Choosing a slightly extended interval \({\tilde{\Delta }}':=(\mathrm {Tr}(\omega H)-\sqrt{Cn\ln (4)}\Vert H\Vert _L-\Delta ,\mathrm {Tr}(\omega H)+\sqrt{Cn\ln (4)}\Vert H\Vert _L+\Delta ]\), we have

$$\begin{aligned} {\tilde{Z}}\le \sum _{\nu \in {\mathbb {Z}}:\,\nu \Delta \in {\tilde{\Delta }}'}\mathrm {Tr}(P(\nu \Delta ,\Delta ))\,e^{-\beta \Delta (\nu -1)} \end{aligned}$$
(171)

Now, for \(E:={\text {argmax}} e^{-\beta E}\mathrm {Tr}(P(E,\Delta ))\), we have

$$\begin{aligned} \mathrm {Tr}(\nu \Delta ,\Delta )e^{-\beta \delta (\nu -1)}\le e^{\beta \Delta }e^{-\beta E}\,\mathrm {Tr}(P(E,\Delta ))\,. \end{aligned}$$

Replacing in (171), we have that

$$\begin{aligned} {\tilde{Z}}\le e^{\beta \Delta }(2+2\sqrt{Cn\ln (4)}\Vert H\Vert _L/\Delta )e^{-\beta E}\mathrm {Tr}(P(E,\Delta )) \end{aligned}$$

Finally, using the lower bound (170), we have that

$$\begin{aligned} \ln \Big [\frac{\mathrm {Tr}(e^{-\beta H})}{\mathrm {Tr}(P(E,\Delta ))}\Big ]\le \beta (\Delta -E)+\ln (4+4\sqrt{Cn\ln (4)}\Vert H\Vert _L/\Delta ) \end{aligned}$$

Therefore, plugging this last bound into (169), we have found that

$$\begin{aligned} S(\omega _{E,\Delta }\Vert \omega )\le \beta \Delta +\ln (4+4\sqrt{Cn\ln (4)}\Vert H\Vert _L/\Delta )\,. \end{aligned}$$

Therefore, \( S(\omega _{E,\Delta }\Vert \omega )=o(n)\) whenever \(\Delta =e^{-o(n)}\), and the result follows.

\(\square \)

In [47, Theorem 2], it is showed that, under the \((r_0,\xi )\)-clustering of correlations (160), for any observable \(O:=\sum _{v}O_v\) where each \(O_v\) acts on spin v as well as other spins w with \({\text {dist}}(v,w)\le \ell \) and has \(\Vert O_v\Vert _\infty \le 1\),

$$\begin{aligned} \frac{1}{n}\, \big |\mathrm {Tr}(\omega _{E,\Delta } O)-\mathrm {Tr}(\omega O) \big |\le \frac{1}{\sqrt{n}}\, \max (c_1B_1,c_2B_2), \end{aligned}$$

where \(B_1:=\log (\sqrt{n}/\Delta )^{\frac{d+1}{2}}\), \(B_2:=(\ell ^D\log (\sqrt{n}/\Delta ))^{\frac{1}{2}}\), and the constants \(c_1\) and \(c_2\) depend on \(D,r_0,\xi \) and the locality k of H. Therefore, as long as the energy shell \(\Delta \) is chosen as \(\Delta \sim e^{-\mathcal {O}(n^{\frac{1}{D+1}})}\) the averages of the operator density \(\frac{O}{n}\) in the canonical and microcanonical ensemble states converge to the same number as \(n\rightarrow \infty \).

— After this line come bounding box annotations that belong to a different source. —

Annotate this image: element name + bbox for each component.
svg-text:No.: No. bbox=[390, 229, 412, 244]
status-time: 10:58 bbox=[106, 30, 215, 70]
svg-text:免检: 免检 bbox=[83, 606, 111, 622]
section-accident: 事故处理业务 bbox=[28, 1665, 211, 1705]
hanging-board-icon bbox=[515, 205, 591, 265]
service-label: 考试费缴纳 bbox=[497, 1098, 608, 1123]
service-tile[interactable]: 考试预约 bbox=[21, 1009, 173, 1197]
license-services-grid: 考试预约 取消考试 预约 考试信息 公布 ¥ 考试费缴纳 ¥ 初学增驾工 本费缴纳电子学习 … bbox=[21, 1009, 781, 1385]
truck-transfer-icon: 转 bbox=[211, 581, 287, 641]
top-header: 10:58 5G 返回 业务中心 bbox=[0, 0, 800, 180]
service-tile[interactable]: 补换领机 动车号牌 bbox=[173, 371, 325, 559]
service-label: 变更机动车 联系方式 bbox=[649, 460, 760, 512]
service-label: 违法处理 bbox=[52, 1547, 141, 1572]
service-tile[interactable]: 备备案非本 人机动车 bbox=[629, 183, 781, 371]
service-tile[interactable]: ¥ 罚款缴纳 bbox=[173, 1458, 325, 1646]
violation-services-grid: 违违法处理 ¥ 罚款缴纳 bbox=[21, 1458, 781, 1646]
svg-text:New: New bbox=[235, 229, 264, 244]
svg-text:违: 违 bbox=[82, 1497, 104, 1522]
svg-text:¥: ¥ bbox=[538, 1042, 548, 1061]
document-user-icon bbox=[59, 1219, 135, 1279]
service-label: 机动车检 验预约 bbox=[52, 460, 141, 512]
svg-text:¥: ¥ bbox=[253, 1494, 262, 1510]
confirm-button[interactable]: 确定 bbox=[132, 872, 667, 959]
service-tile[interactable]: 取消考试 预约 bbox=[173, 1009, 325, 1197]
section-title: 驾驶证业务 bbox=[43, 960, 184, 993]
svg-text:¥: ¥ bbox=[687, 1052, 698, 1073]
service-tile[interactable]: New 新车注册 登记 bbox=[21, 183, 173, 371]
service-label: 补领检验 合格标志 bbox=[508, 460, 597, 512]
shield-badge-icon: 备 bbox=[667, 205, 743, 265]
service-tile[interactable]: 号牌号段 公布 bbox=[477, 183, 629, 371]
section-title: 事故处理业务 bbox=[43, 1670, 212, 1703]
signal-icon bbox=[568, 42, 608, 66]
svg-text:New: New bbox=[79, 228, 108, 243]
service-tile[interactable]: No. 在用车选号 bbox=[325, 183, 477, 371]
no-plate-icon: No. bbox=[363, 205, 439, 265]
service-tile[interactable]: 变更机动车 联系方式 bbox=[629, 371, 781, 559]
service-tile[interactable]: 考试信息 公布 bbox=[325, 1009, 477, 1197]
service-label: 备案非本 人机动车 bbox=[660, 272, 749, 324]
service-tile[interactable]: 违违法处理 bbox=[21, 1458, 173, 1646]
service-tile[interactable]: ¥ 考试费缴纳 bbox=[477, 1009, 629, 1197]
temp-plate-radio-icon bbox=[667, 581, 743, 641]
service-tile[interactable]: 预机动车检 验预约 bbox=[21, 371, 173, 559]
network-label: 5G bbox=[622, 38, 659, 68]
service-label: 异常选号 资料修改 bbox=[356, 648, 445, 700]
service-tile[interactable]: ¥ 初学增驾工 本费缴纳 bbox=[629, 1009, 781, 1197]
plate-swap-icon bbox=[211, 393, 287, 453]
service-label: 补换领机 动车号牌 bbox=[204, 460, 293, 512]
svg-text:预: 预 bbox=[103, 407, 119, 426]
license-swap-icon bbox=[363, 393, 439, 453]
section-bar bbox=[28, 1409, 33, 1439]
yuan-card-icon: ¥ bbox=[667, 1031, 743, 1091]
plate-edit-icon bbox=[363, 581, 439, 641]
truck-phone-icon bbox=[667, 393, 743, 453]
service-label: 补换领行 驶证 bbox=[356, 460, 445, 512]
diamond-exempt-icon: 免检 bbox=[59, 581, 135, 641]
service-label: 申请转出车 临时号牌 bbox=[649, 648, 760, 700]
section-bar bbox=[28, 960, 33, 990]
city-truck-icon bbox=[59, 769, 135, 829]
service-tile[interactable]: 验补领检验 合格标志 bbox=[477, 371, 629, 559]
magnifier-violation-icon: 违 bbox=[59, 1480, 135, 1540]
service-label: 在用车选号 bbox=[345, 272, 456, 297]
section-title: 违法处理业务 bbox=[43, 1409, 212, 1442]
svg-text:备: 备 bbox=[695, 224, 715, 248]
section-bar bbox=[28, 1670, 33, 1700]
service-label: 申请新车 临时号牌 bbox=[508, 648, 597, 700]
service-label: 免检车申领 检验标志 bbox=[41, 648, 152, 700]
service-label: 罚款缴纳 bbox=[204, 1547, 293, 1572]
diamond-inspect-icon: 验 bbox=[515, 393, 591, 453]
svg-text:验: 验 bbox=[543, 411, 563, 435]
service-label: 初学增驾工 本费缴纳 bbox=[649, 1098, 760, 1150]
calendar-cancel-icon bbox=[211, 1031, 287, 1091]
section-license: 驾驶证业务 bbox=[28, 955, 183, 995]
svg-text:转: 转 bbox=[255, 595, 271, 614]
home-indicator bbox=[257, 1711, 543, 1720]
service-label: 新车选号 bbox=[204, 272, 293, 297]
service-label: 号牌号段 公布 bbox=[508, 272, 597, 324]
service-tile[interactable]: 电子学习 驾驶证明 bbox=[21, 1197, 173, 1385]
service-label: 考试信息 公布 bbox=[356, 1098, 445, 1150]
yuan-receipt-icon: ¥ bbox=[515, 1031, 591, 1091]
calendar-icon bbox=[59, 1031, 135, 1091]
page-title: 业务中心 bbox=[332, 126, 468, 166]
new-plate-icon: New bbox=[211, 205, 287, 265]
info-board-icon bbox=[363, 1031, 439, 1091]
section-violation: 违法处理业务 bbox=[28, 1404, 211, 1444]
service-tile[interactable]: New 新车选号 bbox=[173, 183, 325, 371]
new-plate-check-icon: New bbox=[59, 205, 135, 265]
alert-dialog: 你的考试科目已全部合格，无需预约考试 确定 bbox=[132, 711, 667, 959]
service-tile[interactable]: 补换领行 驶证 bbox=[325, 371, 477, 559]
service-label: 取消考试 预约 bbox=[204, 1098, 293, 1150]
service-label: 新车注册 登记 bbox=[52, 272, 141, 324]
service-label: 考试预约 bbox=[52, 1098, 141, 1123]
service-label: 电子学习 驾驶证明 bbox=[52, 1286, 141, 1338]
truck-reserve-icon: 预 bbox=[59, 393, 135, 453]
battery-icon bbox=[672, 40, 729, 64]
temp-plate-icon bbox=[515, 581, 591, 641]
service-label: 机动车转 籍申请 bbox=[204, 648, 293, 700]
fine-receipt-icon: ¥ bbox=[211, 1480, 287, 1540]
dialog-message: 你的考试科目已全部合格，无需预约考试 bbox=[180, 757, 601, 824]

Similar bounds were also derived in [43, Corollary 3] for larger classes of non-local Hamiltonians and observables above some threshold temperature. Corollary 2 constitutes an improvement over these results in two senses: Firstly, it applies to a more general class of Lipschitz observables. Secondly, it allows for a smaller energy shell \(\Delta =e^{-o(n)}\). However, the condition \({\text {TC}}(Cn)\) is currently only known to hold for the smaller class of local commuting Hamiltonians.